Cette note se contentera, non de résumer l'histoire de cette relation que le livre nous présente clairement, mais de noter quelques points qui paraissent importants. Le premier est, semble-t-il, la médiocre compréhension des faits par ceux dont on pourrait attendre la lumière. L'auteur montre combien l'idéologie (post-colonial, islamo-gauchisme, woke) s'est souvent substituée au recueil des faits et à leur analyse tant à l'Université que dans les nombreux organes supposés rechercher la vérité sur ce sujet, où l'idée même d'un Islam politique est souvent rejetée et où la vision idéologique anticapitaliste latente brouille la vue. On notera aussi la très faible connaissance de la langue arabe dans ces milieux, réduits ainsi au recueil d'informations de seconde main. Ce qui est sans doute moins difficile et plus rapide qu'aller sur le terrain et interpréter les textes historiques et contemporains par soi-même.
 
L'Islam comme patrie
 
Une des conséquences est que, sur la base de cette information sans rigueur, des rapports sans pertinence ont été diffusés aux instances dirigeantes qui n'ont pas vu venir l'infiltration progressive d'idées et de comportements auprès de ces populations peu intégrées. L'auteur montre bien que cette "évangélisation", déjà en route dans les pays arabes lors de l'assassinat djihadiste de Sadate en 1981, était programmée pour rejoindre l'Europe et les masses d'immigrés où l'Islam était la seule patrie. En France par exemple, ces Algériens en rupture, Français de papier, mais pas de cœur, trouvent dans l'Islam et ses institutions contrôlées ni dans leurs propos ni dans leurs actes, une citoyenneté alternative, au prix du communautarisme. Si l'État a su réprimer le désordre (et on le lui a parfois reproché), il n'a pas compris ce qui le provoquait et n'a donc rien pu faire pour arrêter ces dérives. Et rien n'indique un progrès dans ce domaine, dans une civilisation qui doute d'elle-même et de ses valeurs qu'elle n'ose plus défendre sauf en mots.
 
Confusion et trahison des clercs
 
On comprend ainsi que l'idée d'intégration de ces immigrés est en soi un malentendu, tant que la majorité laisse se répandre en sous-main et en particulier auprès des enfants, des idées profondément opposées aux valeurs majoritaires des Français, comme l'idée qu'État et religion sont deux faces inséparables d'une même structure sociale, ou que femme et homme sont d'essences différentes. Les "hussards de la République" doivent s'en retourner dans leurs tombes quand l'islamo-gauchisme n'y voit rien à redire. Cette guerre des idées, de la persuasion lente par la répétition et l'endoctrinement "soft" que pratiquent en particulier les "Frères musulmans" du Qatar, passe totalement en dessous des radars, car ni les intellectuels ni les gouvernants n'y sont préparés. La trahison des clercs est un vieux drame français !
 
Analyser les faits prime sur l'idolâtrie idéologique
 
Le livre montre bien que ce n'est pas être un idéaliste d'extrême droite que de bousculer cette indolence de pensée et d'action qui a conduit non seulement au malaise que nous ressentons tous, mais aussi aux drames de Charlie Hebdo, du Bataclan, de la décapitation d'un enseignant, sans oublier le reste ni ce qui vient. La liberté de pensée et d'analyse est notre privilège le plus précieux et se poser de telles questions n'est pas se ranger à telle ou telle idéologie, mais se demander ce qui fonctionne mal et nous a conduits où nous en sommes.

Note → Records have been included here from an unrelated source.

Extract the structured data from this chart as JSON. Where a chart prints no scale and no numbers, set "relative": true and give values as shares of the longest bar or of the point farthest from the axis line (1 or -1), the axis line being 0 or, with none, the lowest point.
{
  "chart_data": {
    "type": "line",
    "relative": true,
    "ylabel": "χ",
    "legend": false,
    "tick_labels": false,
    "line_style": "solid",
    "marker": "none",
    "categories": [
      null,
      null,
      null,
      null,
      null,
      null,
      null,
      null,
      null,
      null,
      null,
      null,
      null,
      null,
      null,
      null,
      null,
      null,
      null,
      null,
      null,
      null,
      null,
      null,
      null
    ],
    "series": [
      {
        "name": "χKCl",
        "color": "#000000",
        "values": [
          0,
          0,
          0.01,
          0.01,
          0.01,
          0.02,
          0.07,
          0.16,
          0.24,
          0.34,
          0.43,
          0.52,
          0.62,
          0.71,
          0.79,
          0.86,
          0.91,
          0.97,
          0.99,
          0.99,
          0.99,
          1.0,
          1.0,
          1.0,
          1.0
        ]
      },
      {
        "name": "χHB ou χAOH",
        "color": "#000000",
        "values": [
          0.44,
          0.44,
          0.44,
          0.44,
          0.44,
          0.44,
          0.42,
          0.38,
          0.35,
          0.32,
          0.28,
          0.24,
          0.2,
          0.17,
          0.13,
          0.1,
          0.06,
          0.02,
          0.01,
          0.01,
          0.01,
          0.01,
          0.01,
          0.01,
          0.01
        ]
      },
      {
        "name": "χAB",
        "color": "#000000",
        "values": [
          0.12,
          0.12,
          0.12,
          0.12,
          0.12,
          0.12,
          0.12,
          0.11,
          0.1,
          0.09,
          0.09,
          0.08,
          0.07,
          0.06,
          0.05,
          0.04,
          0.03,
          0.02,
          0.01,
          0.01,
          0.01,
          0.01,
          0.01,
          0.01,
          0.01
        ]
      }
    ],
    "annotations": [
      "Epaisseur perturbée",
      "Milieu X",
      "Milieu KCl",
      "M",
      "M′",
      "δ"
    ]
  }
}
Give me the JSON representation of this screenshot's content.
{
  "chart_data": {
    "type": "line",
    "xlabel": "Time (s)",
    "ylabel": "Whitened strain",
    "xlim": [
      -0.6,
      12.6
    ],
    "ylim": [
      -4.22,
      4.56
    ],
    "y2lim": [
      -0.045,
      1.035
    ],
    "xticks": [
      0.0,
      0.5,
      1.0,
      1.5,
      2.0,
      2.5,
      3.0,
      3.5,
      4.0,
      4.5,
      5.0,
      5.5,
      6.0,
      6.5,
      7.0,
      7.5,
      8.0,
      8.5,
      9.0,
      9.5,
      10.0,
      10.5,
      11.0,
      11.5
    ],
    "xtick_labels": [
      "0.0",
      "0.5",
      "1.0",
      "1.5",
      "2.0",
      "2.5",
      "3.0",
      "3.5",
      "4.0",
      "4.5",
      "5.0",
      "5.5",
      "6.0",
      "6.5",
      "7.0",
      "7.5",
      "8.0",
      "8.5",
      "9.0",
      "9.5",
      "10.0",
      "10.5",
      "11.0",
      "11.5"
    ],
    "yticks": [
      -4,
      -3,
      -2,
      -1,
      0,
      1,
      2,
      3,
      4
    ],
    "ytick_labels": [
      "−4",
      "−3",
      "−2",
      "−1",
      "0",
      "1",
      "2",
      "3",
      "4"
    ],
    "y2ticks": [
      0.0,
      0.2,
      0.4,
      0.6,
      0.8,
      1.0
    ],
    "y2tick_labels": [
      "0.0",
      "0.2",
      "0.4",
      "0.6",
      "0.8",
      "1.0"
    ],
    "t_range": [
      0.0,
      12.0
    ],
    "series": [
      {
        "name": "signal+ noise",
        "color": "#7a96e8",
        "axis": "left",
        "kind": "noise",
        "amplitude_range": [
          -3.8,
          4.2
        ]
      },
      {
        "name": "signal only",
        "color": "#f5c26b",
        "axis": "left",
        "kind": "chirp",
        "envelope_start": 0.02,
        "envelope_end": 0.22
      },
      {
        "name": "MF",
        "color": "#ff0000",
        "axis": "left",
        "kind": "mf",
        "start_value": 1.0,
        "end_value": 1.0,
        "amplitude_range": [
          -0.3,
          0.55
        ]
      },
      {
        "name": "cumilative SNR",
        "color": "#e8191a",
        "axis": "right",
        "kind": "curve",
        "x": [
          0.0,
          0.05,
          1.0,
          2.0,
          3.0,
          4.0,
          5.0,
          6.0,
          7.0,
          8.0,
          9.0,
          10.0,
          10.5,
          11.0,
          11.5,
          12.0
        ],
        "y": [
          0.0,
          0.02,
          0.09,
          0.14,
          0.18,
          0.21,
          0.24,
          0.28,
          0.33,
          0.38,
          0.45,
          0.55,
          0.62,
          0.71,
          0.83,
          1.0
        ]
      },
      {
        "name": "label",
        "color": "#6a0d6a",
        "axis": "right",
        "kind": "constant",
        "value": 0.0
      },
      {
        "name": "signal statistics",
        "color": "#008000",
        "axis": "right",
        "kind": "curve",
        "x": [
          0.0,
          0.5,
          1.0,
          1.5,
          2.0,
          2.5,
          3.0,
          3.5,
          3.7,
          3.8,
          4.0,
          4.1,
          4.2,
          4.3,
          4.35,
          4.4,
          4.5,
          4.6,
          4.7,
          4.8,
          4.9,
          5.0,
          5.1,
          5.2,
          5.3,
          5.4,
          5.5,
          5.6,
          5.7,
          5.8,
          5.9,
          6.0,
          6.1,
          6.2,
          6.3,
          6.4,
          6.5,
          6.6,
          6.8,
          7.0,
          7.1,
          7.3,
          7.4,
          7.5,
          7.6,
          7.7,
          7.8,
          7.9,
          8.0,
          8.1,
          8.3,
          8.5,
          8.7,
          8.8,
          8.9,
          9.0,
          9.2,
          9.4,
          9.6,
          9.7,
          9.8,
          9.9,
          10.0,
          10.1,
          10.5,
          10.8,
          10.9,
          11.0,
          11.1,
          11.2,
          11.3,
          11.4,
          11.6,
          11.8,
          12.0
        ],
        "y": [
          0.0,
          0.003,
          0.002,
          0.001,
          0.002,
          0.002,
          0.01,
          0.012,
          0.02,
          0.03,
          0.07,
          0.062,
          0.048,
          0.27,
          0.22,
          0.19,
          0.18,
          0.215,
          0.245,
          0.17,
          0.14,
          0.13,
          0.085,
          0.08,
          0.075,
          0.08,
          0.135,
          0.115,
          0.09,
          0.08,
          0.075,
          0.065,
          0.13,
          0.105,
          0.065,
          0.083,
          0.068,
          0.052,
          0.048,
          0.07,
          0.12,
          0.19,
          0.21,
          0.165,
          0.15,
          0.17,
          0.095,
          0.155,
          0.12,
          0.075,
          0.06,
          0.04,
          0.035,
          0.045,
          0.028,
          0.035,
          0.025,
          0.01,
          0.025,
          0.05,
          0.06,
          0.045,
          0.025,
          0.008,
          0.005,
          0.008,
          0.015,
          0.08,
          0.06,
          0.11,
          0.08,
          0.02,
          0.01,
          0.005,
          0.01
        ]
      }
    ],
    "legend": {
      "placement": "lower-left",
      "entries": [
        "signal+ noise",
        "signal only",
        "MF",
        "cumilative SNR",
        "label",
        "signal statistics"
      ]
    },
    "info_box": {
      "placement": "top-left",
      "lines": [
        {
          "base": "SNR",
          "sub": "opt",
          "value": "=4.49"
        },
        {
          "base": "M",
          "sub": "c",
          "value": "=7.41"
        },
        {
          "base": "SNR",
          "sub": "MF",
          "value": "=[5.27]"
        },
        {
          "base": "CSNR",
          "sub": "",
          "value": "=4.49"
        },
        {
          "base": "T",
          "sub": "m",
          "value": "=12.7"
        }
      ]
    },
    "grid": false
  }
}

On comprendra ainsi ce qu'aura coûté à l'auteur l'exposé de ses découvertes progressives des stratégies islamistes et leur fonctionnement dans un milieu intellectuel où toute mise en question des dogmes partagés est une trahison. Son courage impressionne. Je le pense d'autant plus sincèrement que j'ai connu au temps du communisme, religion insurpassable comme chacun sait, une dévotion indécrottable de mes collègues par ailleurs brillants, un enfermement de la pensée qui a contribué à me faire fuir de mon premier métier. J'en admire d'autant plus la résilience de l'auteur et son apport sur ce sujet si délicat. Mais, peut-être, peut-on discerner ici et là les premiers signes de déniaisement politique ? Ils seraient bienvenus et l'apport de l'auteur y est certainement pour quelque chose.